Kim Jones again brings it for the Fendi RTW Fall 2023 Runway Report. We are not afraid to say we love fur, and Kim Jones is determined with all the riches at his disposal with the latest Fendi collection. The staggering archive is documenting 54 years of fur by utilizing all of the atelier’s assets, from ready-to-wear designed by the late great Karl Lagerfeld and a clutch of stylish women from the founding, aristocratic Roman family.
Fendi RTW Fall 2023
Delfina Delettrez Fendi is perhaps the chicest of them all, having access to the wardrobe of her stylish mother, Silvia Venturini Fendi, and mixing everything with insouciance. (Incidentally, she was among “professionals” named to Vanity Fair’s International Best Dressed List in 2016.)

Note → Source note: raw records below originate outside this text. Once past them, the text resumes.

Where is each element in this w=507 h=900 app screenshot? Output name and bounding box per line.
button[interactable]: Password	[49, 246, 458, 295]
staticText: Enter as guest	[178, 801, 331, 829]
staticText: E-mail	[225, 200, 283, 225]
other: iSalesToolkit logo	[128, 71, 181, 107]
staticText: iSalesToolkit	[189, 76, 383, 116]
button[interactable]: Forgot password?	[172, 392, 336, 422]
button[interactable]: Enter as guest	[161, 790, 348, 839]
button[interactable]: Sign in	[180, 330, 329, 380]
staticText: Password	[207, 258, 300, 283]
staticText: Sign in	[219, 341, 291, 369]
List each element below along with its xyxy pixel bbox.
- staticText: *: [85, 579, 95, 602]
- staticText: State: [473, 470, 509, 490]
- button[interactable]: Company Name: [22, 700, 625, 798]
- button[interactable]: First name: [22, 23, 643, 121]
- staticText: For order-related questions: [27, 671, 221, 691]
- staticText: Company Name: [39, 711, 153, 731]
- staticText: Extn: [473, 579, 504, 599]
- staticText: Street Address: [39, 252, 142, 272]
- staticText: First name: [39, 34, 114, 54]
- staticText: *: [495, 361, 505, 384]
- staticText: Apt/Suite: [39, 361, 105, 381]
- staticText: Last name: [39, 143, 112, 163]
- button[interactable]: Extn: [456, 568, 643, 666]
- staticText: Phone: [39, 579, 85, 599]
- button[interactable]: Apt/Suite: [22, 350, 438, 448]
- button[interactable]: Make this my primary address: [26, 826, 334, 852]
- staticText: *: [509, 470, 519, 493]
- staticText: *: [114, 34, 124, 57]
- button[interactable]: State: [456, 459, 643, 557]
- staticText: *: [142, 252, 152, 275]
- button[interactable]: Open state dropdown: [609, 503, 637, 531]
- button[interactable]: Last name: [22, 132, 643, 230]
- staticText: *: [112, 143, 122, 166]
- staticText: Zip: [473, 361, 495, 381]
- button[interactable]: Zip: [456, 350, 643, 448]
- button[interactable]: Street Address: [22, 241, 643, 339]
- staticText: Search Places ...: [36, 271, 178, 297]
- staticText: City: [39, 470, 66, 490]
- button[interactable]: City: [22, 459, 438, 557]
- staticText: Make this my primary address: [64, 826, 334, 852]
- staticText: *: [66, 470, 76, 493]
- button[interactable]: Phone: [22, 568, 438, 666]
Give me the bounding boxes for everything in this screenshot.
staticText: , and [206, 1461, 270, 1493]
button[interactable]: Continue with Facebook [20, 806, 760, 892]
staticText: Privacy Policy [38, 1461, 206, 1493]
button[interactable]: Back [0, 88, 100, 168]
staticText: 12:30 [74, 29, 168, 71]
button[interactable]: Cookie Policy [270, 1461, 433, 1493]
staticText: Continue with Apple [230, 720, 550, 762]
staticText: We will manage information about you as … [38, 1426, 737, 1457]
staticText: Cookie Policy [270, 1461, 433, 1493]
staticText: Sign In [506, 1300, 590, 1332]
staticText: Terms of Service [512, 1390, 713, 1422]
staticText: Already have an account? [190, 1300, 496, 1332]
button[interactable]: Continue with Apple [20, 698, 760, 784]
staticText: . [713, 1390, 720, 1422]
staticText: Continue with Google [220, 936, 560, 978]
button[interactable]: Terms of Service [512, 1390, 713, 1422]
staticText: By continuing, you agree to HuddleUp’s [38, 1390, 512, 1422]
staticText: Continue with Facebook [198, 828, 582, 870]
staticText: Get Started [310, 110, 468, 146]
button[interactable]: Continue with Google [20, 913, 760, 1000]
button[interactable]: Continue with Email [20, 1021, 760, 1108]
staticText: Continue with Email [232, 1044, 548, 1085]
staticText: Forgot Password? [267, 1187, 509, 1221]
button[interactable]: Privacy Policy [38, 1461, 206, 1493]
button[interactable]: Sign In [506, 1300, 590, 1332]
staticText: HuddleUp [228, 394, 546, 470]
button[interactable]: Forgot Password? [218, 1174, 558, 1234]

Jones vividly remembers the brown and pale blue outfit Delettrez Fendi wore the day he started at Fendi, which she told him she sourced from a shop in Rome that stocks clothes for nuns. The British designer reprised that colour combo for Fendi’s fall collection, in which a punk spirit added an off-kilter zing to tony Italian chic.
“She’s a sophisticated working mother that lives her life and enjoys life,” Jones said of Delettrez Fendi, but he could have also been describing the Fendi customer. “I love her, and she inspires me,” he added.
Again, he could have been talking about the customer: The designer pays attention to what’s selling, so he focused on those three categories — knitwear, dresses and tailoring — sticking to long, slender silhouettes disrupted with asymmetric cutting, some slashes and harness-like straps there. Since he took the helm of the house, celebs and wealthy clients have rocked the Fendi logo again.
Colour-blocked intarsia knits, which Jones occasionally added coiling rows of snap closures, were interpreted from two Lagerfeld collections from 1981 and 1996.
Jones also drew several themes from his spring 2023 haute couture collection for Fendi, including the body-skimming shapes, lingerie elements, and fluttering capes, which are tacked to the shoulders of the shoulders black satin gowns with scooped necklines and draped fronts.
He reprised his cashmere couture coats lined with shimmering sequins. Of course, you can knock a few zeros off the price for the RTW versions, but they were equally alluring. All his slim coats were strong statement makers, whether in caramel-coloured Persian lamb, off-white shearling or grey flannel. The set was as minimal as the clothes: a tunnel of light reminiscent of a mesmerizing John Galliano show in 2009.
As usual, the collection was a team effort. First, Venturini Fendi, artistic director of accessories and menswear collections, debuted the new shape-shifting Multi bag, which transforms from a bucket shape to a shopper tote thanks to a system of magnets.
Meanwhile, Delettrez Fendi, as creative jewellery director, interpreted the double-F logo, which Lagerfeld had sketched back in 1967, as a metallic object that locks on the ear.
What do you think of the collection? Cop or not?